By comparison, the latest study focuses on two catchments within the State’s forests, one of which received a standard timber harvest and associated silviculture while the other received more intensive treatment.
According to DEC Science Division’s acting research scientist Joe Kinal, the latest study has helped confirm that earlier modified harvesting practices remain appropriate today.
“We have discovered that within the settings of the current drying climate and declining groundwater levels, neither the standard nor the more intensive timber harvest or silviculture poses a risk of increased stream salinity,” he says.
“In light of this, we believe there is no reason to change the current prescription as it confirms that the practices which were adopted as a result of the original study a couple of decades ago are still very much appropriate.

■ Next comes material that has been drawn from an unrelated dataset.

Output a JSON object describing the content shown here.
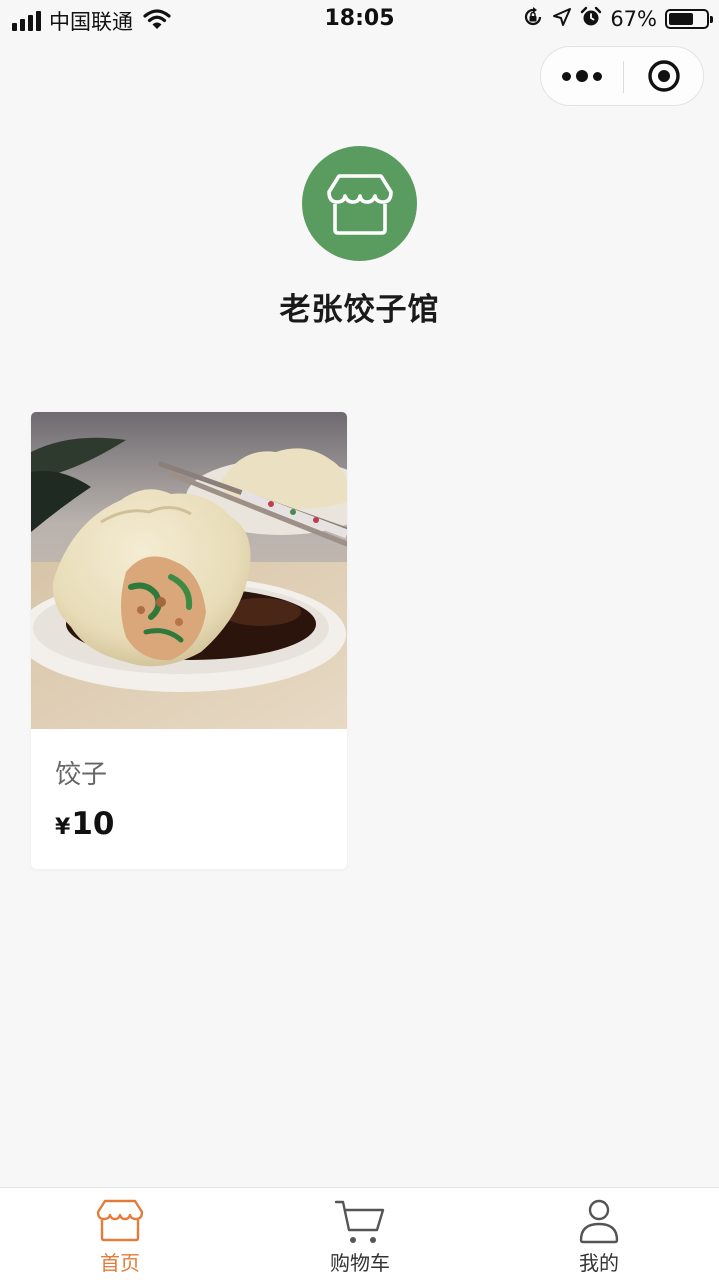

“With regards to turbidity however, we believe there is a need to be vigilant on the design of drainage structures near stream zones, to ensure that erosion does not occur in the vicinity of streams and to minimise the conduct of turbidity into those waters.”
Mr Kinal says the study has also highlighted an unexpected finding.
“What we have learned since the study began is that the effect of climate change on groundwater tables is long-lasting and quite intense.
“When we began, there was not a lot of interest in the way groundwater tables and stream run-offs were trending and those patterns did not become apparent until some years after we started our research.
“That is the benefit of long-term studies of course – you can only gauge a trend if you have a number of years, and preferably decades of, data at your fingertips.”
Mr Kinal says the DEC will continue to monitor the outcomes of the latest study.